The two men reaffirmed their agreement on two crucial issues: free trade, and more importantly the CETA - widely criticized in France by many political groups, yet defended by Emmanuel Macron - but also climate change. 

Regarding this last point, this visit was a way to strengthen the pressure weighing on Washington and on Donald Trump. These men have had the strength to say out loud that, to Ottawa and Paris, the Paris Agreement is essential for the safeguard of our planet. Of course, the two young leaders also seek to win the heart of their countries’ environmentalists. By shedding light on the Paris Agreement, they reaffirm their engagement, sometimes questioned at home. 

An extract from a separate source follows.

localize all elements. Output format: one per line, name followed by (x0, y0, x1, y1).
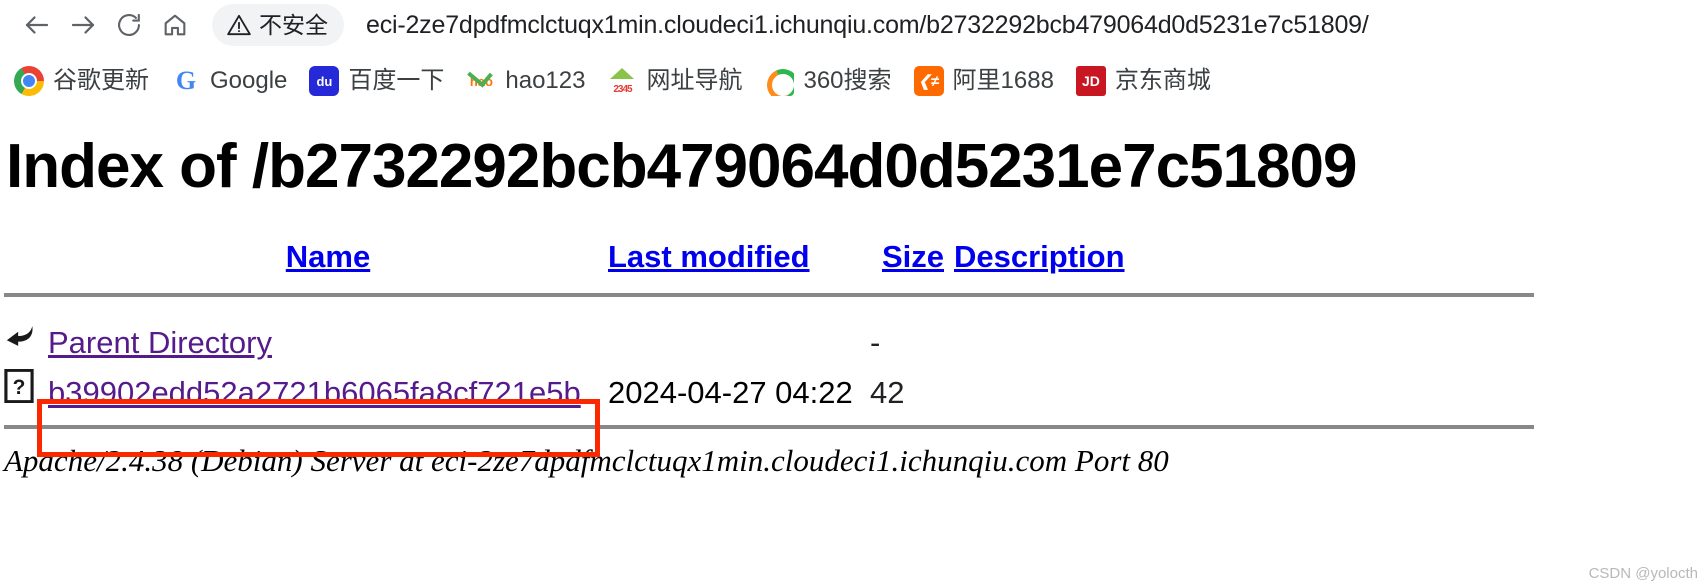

Furthermore, Emmanuel Macron welcomed Justin Trudeau in France a week before his visit to the United States. He is clearly sending the following message: “The entire American continent matters to me, and despite my official visit to Washington, by welcoming warmly the Canadian Prime Minister in Paris, I prove that I am closer to Justin Trudeau than to Donald Trump.” 
For Justin Trudeau, his visit to Paris is a way of putting Canada under the spotlight and of proving that it can definitely play an important role on the international stage - more than what its size and economy might suggest. He thus seeks to become a gateway between East and West, Asia and Europe.

To what extent can we compare the way Macron and Trudeau exercise their political power?

The two men share common characteristics. Nevertheless, Emmanuel Macron has more “gravitas” than Justin Trudeau does. The French President often uses communications, just like his Canadian counterpart does, yet he endorses a historic and philosophical role that Justin Trudeau lacks. This is why, despite their similarities, and even genuine physical resemblance, the comparison between the two leaders quickly reaches its limits. 

Justin Trudeau’s advantage is that he preceded the French President in the accession to power and was thus able to represent, a the time of his election, a symbol of hope for the world and especially for Emmanuel Macron who, at the time, had not yet been elected. The lack of affection Justin Trudeau is currently facing could be a warning for Emmanuel Macron, who has only been in office for a year. Will Justin Trudeau’s fate foreshadow his once again?